Guillaume se dégagea de l'étreinte vigoureuse du malheureux peintre, et quitta honteusement cette demeure où il avait porté le désespoir. Alors David se rapprocha instinctivement de Marie; il avait entendu la chute d'un corps, et il avait compris que c'était sa fille bien-aimée qui se mourait. Comme on tombe sous un coup de poignard qui brise la vie, Marie était tombée sous l'atteinte d'un mot qui avait brisé son cœur. La commotion qui frappa le vieillard fut aussi violente, mais tout intérieure. En voyant la lâcheté de Guillaume, cette lâcheté naïve qui agissait sans remords, il eût voulu l'étouffer comme un reptile, et quand ses bras retombèrent sans force, il regretta sa jeunesse et pleura. Cette heure douloureuse, cette lutte de sentimens amers avait rendu tout à coup David centenaire. La veille encore, sa vieillesse vigoureuse et fleurie lui promettait de belles et nombreuses années. La pensée qu'il pouvait mourir ne venait point à ceux qui le regardaient. Un changement subit, une décomposition, foudroyante conime celle d'une attaque d'apoplexie, s'était opérée en lui. Pâle, défait, le teint terne et mat, on eût dit que son sang s'était pétrifié dans ses veines et qu'il n'y circulerait plus; en le regardant, on aurait compris que sa vie approchait de son terme. Quand Marie revint à elle, elle arrêta ses regards sur son maître, qui pleurait et la soutenait dans ses bras.

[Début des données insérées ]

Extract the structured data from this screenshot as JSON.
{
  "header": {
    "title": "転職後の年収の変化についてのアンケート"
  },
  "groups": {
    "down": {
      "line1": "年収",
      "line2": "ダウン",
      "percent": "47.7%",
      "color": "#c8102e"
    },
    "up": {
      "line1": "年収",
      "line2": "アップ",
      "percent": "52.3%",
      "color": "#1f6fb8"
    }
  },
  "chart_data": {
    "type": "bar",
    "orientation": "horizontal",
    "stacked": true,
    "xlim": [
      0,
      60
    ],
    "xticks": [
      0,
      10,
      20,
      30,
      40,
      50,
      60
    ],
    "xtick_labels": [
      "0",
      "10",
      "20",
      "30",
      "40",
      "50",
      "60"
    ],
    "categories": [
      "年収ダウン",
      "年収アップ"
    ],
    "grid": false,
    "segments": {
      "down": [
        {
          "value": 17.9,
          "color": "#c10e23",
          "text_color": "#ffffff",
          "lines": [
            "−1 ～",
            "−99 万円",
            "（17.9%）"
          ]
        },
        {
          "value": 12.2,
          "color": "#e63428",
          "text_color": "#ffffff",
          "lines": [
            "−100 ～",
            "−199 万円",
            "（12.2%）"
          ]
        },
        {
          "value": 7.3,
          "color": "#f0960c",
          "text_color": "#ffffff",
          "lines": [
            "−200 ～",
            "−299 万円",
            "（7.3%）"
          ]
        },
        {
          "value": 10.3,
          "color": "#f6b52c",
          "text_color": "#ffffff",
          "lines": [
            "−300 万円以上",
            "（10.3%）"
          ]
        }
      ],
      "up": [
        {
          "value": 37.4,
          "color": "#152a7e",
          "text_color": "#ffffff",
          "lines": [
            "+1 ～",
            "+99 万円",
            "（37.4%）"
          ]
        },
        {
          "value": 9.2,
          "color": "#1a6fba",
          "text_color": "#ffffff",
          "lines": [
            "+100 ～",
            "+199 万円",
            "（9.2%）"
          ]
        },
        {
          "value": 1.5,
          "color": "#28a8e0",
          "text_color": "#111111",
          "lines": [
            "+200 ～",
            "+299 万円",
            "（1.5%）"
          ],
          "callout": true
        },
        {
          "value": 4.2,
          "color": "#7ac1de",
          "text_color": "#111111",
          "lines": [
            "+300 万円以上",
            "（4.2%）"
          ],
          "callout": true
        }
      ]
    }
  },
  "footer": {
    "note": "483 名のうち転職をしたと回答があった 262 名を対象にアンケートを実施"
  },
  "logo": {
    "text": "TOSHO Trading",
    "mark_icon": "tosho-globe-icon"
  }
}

Elle fut frappée de l'horrible altération de ses traits, et s'arrachant à la douleur qui la tuait elle-même : «Oh! parlezmoi! dit-elle au vieillard; ne restez pas ainsi morne et désespéré, ne pleurez pas sur moi, ces larmes vous tuent. Voyez, je suis forte, je

vivrai pour vous, mais vivez pour moi. Mon maître, mon père, oublions ce rêve douloureux, et retrouvons ce calme évanoui que nous avions autrefois. » Et elle cherchait à le consoler, elle qui était inconsolable; elle paraissait se rattacher à l'espoir, elle qui n'espérait plus; elle parlait de vivre, elle qui portait la mort dans son sein; car ses regards avaient été subitement dessillés. Ce vieillard qui l'avait entourée d'amour paternel et de vrai bonheur pouvait à l'instant tomber inanimé auprès d'elle, frappé par une douleur qui était la sienne, et qu'il ressentait dans ses entrailles aussi vivement qu'elle en était atteinte. Elle comprit cette immense affection, elle la vit dans toute sa profondeur, et l'idée que celui qui la versait chaque jour sur elle pouvait mourir lui fit paraître impie le sentiment fatal, l'amour qui amenait ce malheur. Elle refoula violemment l'image de Guillaume au fond de son ame, elle déchira son sein pour l'y ensevelir, et sourit au vieillard, que ses souffrances avaient atterré.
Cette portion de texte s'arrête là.